The second test is Who is Helped by these Crazy Allegations?

- The Likud lobby in Washington, especially Michael Ledeen, Michael Rubin and other warmongers. They want the Tehran regime overthrown in part because it stands in the way of an Israeli annexation of southern Lebanon, with the Litani river as the long-sought prize. Iran is allied with Hizbullah in southern Lebanon, which forced the Israelis back out of Lebanon with a nearly 20-year long guerrilla struggle. They also want to force Hizbullah to pull back its support of the Palestinian uprising. Since Iran has substantially cut back on its support for Hizbullah, however, overthrowing Tehran would have little effect on such local political dynamics. (The Likud’s Ariel Sharon should never have invaded Lebanon in 1982, which is what created Hizbullah, suicide bombings as a tactic, and radicalized Lebanese like 9/11 hijacker Ziad Jarrah).

- Old-time US intelligence and diplomatic officials who have a grudge with Iran over the Hostage Crisis and other Iranian actions against the US in the 1980s

- The US military-industrial complex, which is frustrated at not being able to extract money from the potentially wealthy Iranian market

- Iranian expatriates from families formerly allied with the deposed Shah of Iran, who are enormously wealthy and influential and are eager to play Chalabi in Tehran. Watch them as key sources of disinformation.

- Al-Qaeda, which is seeking to “sharpen contradictions” by provoking serial fights between the US and Muslim powers. It would especially like to see a US- Shiite struggle, so that its two major enemies would both be weakened and pre-occupied with each other rather than Bin Laden.
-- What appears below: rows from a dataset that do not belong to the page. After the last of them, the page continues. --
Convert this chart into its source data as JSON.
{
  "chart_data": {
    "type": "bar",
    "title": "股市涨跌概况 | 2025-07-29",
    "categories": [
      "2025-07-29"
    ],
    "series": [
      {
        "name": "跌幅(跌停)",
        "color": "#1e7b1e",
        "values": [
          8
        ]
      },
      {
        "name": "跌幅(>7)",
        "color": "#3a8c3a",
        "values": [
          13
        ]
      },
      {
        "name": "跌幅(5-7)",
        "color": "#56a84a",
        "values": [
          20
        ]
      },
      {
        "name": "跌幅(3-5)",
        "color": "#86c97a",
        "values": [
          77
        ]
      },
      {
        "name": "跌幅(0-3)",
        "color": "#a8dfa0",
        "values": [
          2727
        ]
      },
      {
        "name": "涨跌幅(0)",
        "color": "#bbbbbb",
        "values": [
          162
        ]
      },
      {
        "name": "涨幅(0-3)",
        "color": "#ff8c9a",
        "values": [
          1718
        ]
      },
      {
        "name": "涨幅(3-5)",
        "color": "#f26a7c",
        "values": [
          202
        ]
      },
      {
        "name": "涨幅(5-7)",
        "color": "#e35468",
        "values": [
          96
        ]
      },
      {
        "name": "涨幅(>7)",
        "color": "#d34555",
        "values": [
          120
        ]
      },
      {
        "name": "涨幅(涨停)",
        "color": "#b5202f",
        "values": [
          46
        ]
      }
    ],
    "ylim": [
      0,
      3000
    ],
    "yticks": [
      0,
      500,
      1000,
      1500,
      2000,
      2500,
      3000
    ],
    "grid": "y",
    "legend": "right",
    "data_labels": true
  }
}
These five forces are, obviously, disparate and in other regards at odds with one another. But all would like to see a US war against Iran. We will see a process whereby any lie issuing from any of them is amplified by the others, creating a multiplier effect. In particular, AIPAC and the military-industrial complex have enormous weight with Congress and the White House, and can push for the war domestically even as the other forces feed US intelligence disinformation abroad.

Iran is 3 times more populous than Iraq, however, and its population is highly mobilized and nationalistic. A US invasion force there will be greeted in a way that will make Iraq seem tame. Moreover, the fallout from Shiites in Lebanon, Bahrain and Iraq itself (who will almost universally side with Iran against the US in any war) will put US troops and citizens in enormous danger. And that, my friends, is a scenario we are very probably looking at if Bush gets back in.